Ultimately all therapists are only human and are still susceptible to human traits, such as mistakes, misjudgements and their own emotions. The most important role of a therapist is to create the security for you to be able to get what you need from them, whether that is emotional security in a meditation workshop, physical security in salon environment or psychological security in a counselling session. If you don’t feel safe then you won’t be able to indulge in the therapy. I found however, that the fear can either be a resistance to the therapy for fear of expression (usually because of the shame that our society associates with expression of emotion) or that it’s a legit message from my intuition that is telling me that this person/therapy isn’t right for me at this moment. I always air how I feel now and give the therapist the opportunity to make me feel secure, just in case it’s my own worry of what I’m too shameful to let go of, which most of the time it is. If the therapists answer fills me with integrity and security then I know that it was a fear of vulnerability/expression popping up but it’s always worth sense-checking this because I have had a few experiences where I’ve not been satisfied with the answer and I’ve upped and left the therapy altogether.

For example, my first experience with a counsellor after the attack was not positive but I fought my intuition and went back a second time and this time I told the counsellor of my expectations – of being able to get on a boat in 4 weeks time and sail from the UK to Mallorca, in winter, with three men I’d never met before.
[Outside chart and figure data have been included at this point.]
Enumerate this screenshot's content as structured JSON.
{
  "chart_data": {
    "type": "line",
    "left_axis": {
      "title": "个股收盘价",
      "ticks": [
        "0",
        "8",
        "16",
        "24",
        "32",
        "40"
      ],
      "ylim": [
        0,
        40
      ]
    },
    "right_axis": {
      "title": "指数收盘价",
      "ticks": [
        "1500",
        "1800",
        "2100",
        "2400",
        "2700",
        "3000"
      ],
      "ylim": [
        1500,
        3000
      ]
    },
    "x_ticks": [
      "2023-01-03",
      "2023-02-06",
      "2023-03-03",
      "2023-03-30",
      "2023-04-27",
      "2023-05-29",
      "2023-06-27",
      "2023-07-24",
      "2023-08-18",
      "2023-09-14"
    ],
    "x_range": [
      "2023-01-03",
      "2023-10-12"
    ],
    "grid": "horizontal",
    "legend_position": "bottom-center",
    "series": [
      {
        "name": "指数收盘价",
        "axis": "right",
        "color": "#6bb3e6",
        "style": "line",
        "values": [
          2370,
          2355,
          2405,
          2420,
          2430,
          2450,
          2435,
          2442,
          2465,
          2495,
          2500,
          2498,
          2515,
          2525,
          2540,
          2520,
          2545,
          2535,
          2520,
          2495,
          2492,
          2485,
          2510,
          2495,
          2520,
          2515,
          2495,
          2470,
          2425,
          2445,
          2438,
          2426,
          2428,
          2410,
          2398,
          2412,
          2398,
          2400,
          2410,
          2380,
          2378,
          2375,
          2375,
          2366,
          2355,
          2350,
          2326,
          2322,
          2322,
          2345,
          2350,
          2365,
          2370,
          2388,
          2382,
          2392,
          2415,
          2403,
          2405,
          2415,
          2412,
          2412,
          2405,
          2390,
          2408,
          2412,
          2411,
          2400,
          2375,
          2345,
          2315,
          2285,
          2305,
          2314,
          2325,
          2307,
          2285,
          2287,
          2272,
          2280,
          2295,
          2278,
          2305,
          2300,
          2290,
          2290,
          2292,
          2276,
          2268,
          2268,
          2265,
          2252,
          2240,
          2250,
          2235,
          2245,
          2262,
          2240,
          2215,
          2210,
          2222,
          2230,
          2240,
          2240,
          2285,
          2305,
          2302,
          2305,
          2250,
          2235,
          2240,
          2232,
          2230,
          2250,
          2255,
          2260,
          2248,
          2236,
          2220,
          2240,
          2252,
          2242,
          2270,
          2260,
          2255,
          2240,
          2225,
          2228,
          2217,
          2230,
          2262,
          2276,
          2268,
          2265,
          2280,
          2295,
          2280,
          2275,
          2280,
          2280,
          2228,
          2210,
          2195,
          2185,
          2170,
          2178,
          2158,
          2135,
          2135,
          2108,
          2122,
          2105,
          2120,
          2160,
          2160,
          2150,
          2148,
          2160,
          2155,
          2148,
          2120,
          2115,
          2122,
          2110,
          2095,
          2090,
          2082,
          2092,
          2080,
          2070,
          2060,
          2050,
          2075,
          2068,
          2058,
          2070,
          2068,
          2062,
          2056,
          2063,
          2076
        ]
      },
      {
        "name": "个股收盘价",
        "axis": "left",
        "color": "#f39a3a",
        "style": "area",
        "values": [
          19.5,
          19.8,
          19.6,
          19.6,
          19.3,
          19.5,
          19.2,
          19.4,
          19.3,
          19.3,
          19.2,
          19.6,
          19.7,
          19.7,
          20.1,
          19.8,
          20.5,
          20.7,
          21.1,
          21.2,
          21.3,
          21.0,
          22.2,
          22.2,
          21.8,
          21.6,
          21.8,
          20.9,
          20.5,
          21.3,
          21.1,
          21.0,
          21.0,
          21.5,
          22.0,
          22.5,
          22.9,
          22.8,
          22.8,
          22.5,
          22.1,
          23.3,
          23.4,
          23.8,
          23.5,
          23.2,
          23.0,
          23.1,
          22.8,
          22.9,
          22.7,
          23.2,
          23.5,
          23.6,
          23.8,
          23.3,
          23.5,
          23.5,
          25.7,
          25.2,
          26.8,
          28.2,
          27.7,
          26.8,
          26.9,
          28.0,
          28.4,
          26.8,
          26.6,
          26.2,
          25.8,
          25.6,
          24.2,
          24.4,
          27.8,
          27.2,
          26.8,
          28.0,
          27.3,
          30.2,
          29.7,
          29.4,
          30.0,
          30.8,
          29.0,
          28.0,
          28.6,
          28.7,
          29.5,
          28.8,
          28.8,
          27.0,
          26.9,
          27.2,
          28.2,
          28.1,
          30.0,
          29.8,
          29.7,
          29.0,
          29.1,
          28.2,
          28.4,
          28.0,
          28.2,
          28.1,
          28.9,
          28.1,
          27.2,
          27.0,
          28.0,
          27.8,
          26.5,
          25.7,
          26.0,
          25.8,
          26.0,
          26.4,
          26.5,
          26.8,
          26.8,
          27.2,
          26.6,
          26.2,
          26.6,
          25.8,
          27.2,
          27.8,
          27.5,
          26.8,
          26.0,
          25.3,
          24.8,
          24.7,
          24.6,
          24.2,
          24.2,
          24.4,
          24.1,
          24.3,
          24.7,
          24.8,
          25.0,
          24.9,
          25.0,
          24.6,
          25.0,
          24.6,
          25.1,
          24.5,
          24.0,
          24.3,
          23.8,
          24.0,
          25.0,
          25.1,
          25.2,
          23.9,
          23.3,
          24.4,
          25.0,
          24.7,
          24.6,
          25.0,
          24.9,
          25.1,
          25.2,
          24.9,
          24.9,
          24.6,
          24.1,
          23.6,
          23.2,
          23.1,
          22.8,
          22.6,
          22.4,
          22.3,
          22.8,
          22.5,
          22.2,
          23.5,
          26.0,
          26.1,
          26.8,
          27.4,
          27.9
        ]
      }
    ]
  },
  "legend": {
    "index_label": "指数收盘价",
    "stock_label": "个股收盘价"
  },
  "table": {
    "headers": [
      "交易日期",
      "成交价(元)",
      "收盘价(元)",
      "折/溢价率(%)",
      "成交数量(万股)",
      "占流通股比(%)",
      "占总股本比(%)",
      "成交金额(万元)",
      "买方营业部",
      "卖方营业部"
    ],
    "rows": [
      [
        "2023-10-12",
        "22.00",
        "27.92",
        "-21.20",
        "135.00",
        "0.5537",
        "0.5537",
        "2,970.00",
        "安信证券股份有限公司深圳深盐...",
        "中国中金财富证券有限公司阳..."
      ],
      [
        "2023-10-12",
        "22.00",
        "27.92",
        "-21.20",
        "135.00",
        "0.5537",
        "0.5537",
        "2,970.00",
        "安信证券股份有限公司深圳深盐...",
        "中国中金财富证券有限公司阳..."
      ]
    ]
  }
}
The answer I received rang alarm bells for me to change counsellor, it was “I would never recommend for any young woman to get on a boat across tricky waters with three strange men, let alone in the state that you’re in”. What happened here was that the counsellor had measured me by her own limitations when in reality our risk factors and capabilities are completely different. As a trained counsellor, she should have been able to extract her judgement from her professional opinion but she didn’t.  This is actually pretty bad practice for a counsellor and I hope that she has the mindfulness to reflect on this, and why I ultimately cancelled all our future sessions, however, I also recognise that like me, she’s also only human too and we’re all constantly working through things so I’m compassionate towards this. I can’t expect everyone to have the same level of courage, adventure and well, let’s be fair, recklessness that I may appear to have, I imagine for some this attitude to life is really scary. I can, however, choose to leave a therapist that doesn’t understand me and find one that does, which I did because ultimately I am in control my healing, no anyone else.

For the record, I got on that boat and sailed across those ‘tricky’ waters with those three ‘strange’ men.